La verità “primaverile” dell’amore. Una riflessione sull’affettività delle persone omosessuali

da Adista Documenti n. 18 del 12/05/2012

Intervento di Vito Mancuso: PROSPETTIVE TEOLOGICHE SULL’AMORE OMOSESSUALE


DOC-2438. ALBANO (RM)-ADISTA. Primavera viene dal latino ver-veris, cioè dalla stessa radice del sostantivo veritas-veritatis. Non è un caso: la “verità” non è data una volta per sempre, fissa ed immutabile. Per gli antichi è piuttosto qualcosa da coltivare e far fiorire, un valore che libera piuttosto che imprigionare, che produce dinamicità piuttosto che fissare la realtà in modo statico, che genera relazioni invece che chiudersi su se stessa. La verità quindi non incatena gli individui e i popoli alla “necessità naturale”, ma li pone all’interno della processualità della vita, del continuo divenire e perfezionarsi che caratterizza la storia e la cultura. Da queste premesse è partito, per la sua relazione al II Forum dei Cristiani Omosessuali Italiani (Albano Laziale, 30 marzo-1 aprile 2012, v. Adista notizie n. 14/12), il teologo Vito Mancuso, docente di Teologia moderna e contemporanea presso la Facoltà di Filosofia dell’Università San Raffaele di Milano, editorialista del quotidiano la Repubblica, autore di numerosi libri, l’ultimo dei quali, Obbedienza e libertà, è appena uscito presso l’editore Fazi (pp. 208 euro 17). Mancuso era stato invitato a parlare su “Prospettive teologiche per l'accoglienza e l'inclusione delle persone omosessuali e transessuali nella Chiesa in cammino”. Ha invece preferito incentrare la sua riflessione su “Prospettive teologiche sull’amore omosessuale e il suo esercizio mediante l’affettività”. Ha cercato cioè di andare alla radice della questione del rapporto tra religione ed omosessualità, indagando le due principali obiezioni che le religioni cristiane pongono all’omosessualità: quella in nome della Natura e quella in nome della Bibbia.
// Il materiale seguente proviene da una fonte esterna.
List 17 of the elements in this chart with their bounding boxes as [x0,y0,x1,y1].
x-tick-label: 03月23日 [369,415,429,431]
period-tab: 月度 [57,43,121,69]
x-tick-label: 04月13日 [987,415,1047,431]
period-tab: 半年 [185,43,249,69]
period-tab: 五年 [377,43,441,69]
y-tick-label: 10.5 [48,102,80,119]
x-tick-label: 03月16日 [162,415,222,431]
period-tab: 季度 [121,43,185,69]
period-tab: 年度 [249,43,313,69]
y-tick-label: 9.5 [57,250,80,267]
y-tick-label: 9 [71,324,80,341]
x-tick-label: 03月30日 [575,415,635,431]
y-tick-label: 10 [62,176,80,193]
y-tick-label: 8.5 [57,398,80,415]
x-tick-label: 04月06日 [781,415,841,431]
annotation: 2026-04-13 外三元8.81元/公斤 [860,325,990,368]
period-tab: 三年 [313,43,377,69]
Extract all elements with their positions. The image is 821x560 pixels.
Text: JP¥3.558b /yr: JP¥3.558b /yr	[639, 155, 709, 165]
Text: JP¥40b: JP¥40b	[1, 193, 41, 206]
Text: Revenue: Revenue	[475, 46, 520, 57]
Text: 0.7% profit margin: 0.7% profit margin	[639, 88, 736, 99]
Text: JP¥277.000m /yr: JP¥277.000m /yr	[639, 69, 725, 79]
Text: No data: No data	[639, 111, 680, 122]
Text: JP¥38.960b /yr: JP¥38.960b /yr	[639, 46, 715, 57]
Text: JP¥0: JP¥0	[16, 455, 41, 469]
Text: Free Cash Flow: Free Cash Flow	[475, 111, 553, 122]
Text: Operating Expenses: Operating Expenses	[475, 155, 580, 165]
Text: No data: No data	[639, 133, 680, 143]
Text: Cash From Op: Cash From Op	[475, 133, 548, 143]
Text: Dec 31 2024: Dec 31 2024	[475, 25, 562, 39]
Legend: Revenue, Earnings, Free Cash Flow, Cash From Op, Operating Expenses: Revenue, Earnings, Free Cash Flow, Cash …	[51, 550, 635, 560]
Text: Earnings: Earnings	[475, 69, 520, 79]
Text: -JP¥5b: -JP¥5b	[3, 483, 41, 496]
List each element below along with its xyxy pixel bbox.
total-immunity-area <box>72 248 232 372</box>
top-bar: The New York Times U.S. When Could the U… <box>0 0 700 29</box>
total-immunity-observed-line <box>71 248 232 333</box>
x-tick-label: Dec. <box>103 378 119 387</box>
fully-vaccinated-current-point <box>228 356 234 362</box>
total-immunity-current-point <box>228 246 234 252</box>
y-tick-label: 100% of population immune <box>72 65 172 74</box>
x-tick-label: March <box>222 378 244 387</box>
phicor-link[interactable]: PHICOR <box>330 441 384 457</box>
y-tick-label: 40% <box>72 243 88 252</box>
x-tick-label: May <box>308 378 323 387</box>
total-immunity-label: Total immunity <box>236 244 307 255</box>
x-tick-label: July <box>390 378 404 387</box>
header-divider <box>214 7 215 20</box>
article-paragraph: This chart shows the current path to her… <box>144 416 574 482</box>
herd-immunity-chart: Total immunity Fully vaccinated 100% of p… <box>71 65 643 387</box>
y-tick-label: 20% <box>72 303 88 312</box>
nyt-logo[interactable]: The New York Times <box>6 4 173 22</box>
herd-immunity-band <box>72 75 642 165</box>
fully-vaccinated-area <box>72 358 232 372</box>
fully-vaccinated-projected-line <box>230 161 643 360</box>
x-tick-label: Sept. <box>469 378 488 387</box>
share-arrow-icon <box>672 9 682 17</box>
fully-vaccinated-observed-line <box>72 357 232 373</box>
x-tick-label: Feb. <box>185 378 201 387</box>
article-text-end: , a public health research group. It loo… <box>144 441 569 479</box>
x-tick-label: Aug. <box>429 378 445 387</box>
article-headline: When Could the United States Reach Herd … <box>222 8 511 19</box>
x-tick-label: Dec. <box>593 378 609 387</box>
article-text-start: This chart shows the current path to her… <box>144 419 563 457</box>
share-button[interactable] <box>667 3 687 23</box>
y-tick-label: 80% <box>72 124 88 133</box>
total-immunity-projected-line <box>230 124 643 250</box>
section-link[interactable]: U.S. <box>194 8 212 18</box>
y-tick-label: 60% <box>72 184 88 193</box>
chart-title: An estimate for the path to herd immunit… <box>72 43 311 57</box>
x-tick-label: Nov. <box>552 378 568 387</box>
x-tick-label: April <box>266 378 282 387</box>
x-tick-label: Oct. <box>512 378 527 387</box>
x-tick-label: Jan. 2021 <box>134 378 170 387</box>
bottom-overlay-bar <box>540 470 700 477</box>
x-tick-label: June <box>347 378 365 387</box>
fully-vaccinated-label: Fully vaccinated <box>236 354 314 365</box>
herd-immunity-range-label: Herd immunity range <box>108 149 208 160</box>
La prima, ha precisato il teologo, preminente in ambito cattolico; la seconda in ambito protestante.

Entrambe le obiezioni, ha detto Mancuso, sono fondate su ragioni e tradizioni, oltre che su pregiudizi, che vanno attentamente analizzati per essere confutati in maniera efficace. Aprendo così un nuovo spazio per la comprensione e l’accoglienza («di cui la tolleranza – ha detto Mancuso – è solo un surrogato di serie B») dell’affettività tra persone omosessuali anche all’interno delle Chiese.

Di seguito, ampi stralci della relazione di Mancuso, tratta da registrazione e non rivista dall’autore. (valerio gigante)

PROSPETTIVE TEOLOGICHE SULL’AMORE OMOSESSUALE

 di Vito Mancuso

(…) Il primo luogo in cui avviene l'accoglienza è la mente; poi il cuore. E se non si sciolgono le barriere della mente, anche le barriere del cuore fanno fatica ad essere abbattute. È per questo che la nostra Chiesa, per secoli e secoli e ancora oggi, fa fatica ad accogliere l'amore omosessuale.

Si tratta a mio giudizio, più che di ostilità nei confronti delle persone lgbt, di alcuni nodi culturali che tenterò di affrontare. (…). Mi soffermerò quindi sulle due obiezioni più forti e radicate in ambito cristiano contro l'amore omosessuale. Due obiezioni che a mio avviso si possono, anzi si devono superare. La prima è l'obiezione nel nome della natura, la seconda è l'obiezione nel nome della Bibbia.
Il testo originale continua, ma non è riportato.